Ambassador of Senegal to Poland
- Incumbent
- Assumed office January 10, 2020

Ambassador of Senegal to Ukraine
- Incumbent
- Assumed office December 9, 2021

Ambassador of Senegal to the Czech Republic
- Incumbent
- Assumed office September 1, 2021

Personal details
- Born: Senegal

= Papa Diop (diplomat) =

Papa Diop is a Senegalese diplomat serving as the ambassador of Senegal to Poland, Ukraine, and the Czech Republic.

== Biography ==
Diop began his diplomatic career in 2000 as an intern at the Permanent Mission of Senegal to the United Nations in Geneva.

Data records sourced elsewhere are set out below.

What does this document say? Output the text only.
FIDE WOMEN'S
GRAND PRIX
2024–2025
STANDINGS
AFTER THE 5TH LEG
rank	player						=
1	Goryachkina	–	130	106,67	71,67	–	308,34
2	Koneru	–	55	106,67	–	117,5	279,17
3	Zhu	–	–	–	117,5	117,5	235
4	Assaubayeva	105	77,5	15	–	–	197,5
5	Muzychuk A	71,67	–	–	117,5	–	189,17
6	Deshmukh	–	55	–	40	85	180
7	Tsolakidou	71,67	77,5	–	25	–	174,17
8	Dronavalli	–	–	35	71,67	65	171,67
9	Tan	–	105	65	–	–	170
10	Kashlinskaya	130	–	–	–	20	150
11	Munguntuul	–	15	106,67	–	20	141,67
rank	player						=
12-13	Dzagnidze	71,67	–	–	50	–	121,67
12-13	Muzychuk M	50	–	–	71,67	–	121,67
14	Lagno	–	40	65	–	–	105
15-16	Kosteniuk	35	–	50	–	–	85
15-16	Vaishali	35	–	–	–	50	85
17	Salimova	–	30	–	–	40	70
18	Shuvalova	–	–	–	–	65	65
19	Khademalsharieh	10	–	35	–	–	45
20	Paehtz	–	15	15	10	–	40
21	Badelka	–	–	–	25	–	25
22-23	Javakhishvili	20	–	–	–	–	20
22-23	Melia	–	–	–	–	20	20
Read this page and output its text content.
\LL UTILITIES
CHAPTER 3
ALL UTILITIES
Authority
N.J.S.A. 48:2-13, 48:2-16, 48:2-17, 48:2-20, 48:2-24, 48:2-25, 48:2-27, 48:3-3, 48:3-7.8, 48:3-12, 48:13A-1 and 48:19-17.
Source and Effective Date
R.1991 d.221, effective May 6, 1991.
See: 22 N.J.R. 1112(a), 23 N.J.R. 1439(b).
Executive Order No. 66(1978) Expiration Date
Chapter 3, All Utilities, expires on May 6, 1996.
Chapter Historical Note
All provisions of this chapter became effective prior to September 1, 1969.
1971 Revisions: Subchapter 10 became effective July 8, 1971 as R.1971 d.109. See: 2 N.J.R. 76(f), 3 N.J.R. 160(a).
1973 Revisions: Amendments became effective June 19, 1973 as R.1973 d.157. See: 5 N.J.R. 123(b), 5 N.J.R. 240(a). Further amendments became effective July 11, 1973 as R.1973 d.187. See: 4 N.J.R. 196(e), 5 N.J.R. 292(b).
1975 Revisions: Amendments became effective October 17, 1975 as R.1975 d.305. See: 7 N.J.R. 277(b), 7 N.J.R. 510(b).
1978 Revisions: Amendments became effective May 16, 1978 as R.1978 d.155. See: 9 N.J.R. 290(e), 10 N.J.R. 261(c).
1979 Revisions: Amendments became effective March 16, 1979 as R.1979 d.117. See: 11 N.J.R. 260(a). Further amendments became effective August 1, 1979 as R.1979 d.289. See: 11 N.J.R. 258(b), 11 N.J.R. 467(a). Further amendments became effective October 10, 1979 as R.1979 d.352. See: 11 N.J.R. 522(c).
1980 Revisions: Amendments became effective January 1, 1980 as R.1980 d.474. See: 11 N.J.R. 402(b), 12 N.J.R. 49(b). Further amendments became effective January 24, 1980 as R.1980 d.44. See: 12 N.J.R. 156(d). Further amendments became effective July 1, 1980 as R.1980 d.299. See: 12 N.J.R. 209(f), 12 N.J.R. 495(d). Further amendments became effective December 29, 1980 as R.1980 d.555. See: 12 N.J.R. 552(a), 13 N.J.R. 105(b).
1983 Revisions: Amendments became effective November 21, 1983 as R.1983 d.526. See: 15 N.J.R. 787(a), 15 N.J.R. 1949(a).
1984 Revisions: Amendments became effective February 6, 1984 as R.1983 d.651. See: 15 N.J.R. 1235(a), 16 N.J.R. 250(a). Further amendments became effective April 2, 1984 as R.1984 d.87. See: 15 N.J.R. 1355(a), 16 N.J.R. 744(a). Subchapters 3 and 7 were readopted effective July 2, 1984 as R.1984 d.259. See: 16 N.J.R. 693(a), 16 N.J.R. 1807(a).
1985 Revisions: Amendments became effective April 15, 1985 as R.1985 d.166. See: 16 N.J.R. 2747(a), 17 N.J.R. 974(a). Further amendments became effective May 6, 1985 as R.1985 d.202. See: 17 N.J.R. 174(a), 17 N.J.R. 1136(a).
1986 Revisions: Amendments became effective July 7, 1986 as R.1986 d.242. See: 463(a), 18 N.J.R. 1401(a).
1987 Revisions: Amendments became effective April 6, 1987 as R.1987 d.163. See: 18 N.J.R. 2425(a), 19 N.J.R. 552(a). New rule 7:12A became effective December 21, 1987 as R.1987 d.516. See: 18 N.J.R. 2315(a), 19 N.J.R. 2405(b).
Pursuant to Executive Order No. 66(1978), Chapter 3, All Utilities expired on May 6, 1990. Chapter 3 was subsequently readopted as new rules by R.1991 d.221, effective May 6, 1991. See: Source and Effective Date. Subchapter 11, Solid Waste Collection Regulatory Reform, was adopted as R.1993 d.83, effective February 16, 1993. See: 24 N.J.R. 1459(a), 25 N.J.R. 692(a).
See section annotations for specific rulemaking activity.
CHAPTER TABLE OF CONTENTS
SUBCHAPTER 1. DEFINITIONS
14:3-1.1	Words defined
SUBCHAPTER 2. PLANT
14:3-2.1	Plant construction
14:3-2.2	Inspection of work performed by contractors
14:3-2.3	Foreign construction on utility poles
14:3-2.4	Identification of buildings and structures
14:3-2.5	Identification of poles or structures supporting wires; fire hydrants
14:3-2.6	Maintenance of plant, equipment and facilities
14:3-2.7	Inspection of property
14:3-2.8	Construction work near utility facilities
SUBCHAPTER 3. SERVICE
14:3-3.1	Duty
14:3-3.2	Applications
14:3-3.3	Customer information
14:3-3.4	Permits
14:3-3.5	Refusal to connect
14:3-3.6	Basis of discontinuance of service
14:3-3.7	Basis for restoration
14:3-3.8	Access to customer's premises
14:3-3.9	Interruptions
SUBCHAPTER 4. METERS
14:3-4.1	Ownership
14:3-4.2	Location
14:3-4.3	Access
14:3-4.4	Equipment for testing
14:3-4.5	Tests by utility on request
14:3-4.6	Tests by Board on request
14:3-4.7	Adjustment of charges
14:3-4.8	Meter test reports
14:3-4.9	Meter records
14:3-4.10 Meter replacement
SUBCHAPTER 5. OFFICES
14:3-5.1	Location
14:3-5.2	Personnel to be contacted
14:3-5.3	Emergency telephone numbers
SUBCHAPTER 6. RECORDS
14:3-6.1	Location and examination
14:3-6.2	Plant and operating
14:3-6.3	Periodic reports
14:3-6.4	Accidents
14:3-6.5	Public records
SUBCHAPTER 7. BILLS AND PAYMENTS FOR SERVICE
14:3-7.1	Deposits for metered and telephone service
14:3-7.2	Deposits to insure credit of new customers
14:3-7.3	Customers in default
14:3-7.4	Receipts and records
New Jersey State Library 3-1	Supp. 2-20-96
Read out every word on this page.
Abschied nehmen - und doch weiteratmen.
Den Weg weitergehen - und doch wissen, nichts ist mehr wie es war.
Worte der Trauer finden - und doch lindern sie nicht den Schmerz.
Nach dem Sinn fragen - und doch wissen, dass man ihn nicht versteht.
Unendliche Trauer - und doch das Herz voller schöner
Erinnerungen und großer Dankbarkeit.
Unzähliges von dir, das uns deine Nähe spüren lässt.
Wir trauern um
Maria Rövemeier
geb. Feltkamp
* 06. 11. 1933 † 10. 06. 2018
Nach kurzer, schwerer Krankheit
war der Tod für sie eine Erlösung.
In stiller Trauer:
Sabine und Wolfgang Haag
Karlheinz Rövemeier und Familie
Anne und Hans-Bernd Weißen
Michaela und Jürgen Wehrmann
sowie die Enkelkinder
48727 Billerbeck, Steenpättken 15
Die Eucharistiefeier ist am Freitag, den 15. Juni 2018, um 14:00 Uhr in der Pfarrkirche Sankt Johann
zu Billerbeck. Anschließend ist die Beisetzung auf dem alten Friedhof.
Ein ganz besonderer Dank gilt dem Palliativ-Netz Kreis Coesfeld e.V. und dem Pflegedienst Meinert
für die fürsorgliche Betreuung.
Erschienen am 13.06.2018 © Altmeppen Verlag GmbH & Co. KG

On January 10, 2020, he presented his credentials to President of Poland Andrzej Duda. That same year, he was appointed Ambassador Extraordinary and Plenipotentiary of Senegal to Poland. Since September 1, 2021, Diop has been the Ambassador Extraordinary and Plenipotentiary of Senegal to the Czech Republic on a part-time basis. That same day, he received the same title to become the Senegalese ambassador to Ukraine. In December 2021, he presented his credentials to Ukrainian president Volodymyr Zelenskyy. On December 10, 2021, Diop attended the opening of the honorary consulate of Senegal in Ternopil.

In 2022, Diop attended a conference about Ukrainian-African collaboration in the wake of the Russian invasion of Ukraine hosted by Western Ukrainian National University.